While they undoubtedly do some very worthwhile work against people-smuggling, Polaris Project has chosen to accept funds and support from sources that can only bring their claim to be a humanitarian organisation into serious question.
Mega-retailer, The Home Depot, which Polaris Project calls a 'supporter and partner,' is estimated to be worth $30 billion. They have seemingly gained a great deal of this wealth by exploitation of their workers, including the use of 11-hour shifts, and have faced accusations of sexual harassment as well as allegations of racist treatment of minorities. Home Depot has also sparked considerable community outrage at their aggressive, Starbucks-style pushing out of small competitors as well as for their continued sale of rainforest and old growth timber products.
One of Polaris Project's other major financial backers is the Japanese branch of the giant software corporation, Oracle. They have been touted as "the next Microsoft," having achieved their size by swallowing up as many rivals as possible and sacking thousands of workers when they felt it to be economically expedient. Another of Polaris Project's corporate donors is the Iconix Brand Group, the licensing company behind clothing labels such as Joe Boxer, Mossimo, Mudd and London Fog. They reported a net income of approximately $44.5 million for just nine months of last year. In doing so, they broke U.S. anti-trust laws in October 2007 and had to pay $550,000 to settle related charges.
While they are happily taking money from big business, Polaris Project has also been keen to publicise awards that they have received from a number of companies, who have passed-on money with the award. One of these is the kids' volunteering website: www.DoSomething.org, who recently gave them an "Honor for Innovation and Effectiveness."
Polaris' decision to align themselves so closely with Do Something is more than surprising because young visitors to their website cannot avoid seeing flashing logos for a number of "Sponsors that rock." These include Doritos, who food scientists have pointed the finger at for lying about their damaging food additives and Pepsi Cola, who used rapper Ludacris to promote their product even after the howls of outrage over his song "Move Bitch," where he threatens both violence to a girlfriend as well as road rage against anyone getting in his way.

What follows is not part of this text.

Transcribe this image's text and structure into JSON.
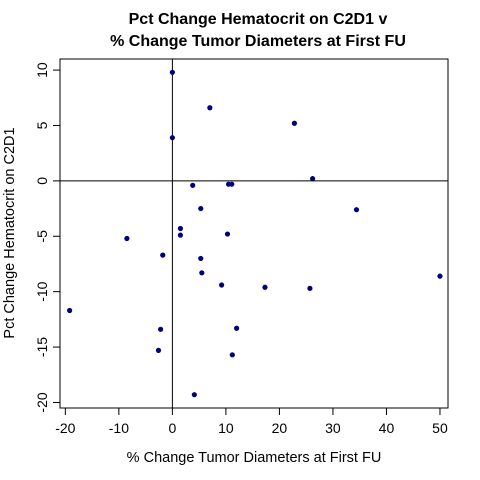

Another prominently pictured advertising link on the Do Something site is for Karma Tycoon, who promise that they "rock the gaming world by offering you a thrilling ride through the world of social entrepreneurship as you earn Karma in virtual communities across the US." JP Morgan Chase which calls itself "a leading global financial services firm with assets of $1.5 trillion and operations in more than 50 countries" is also a paid-up supporter of Do Something, as is Polaris' controversial partner, The Home Depot.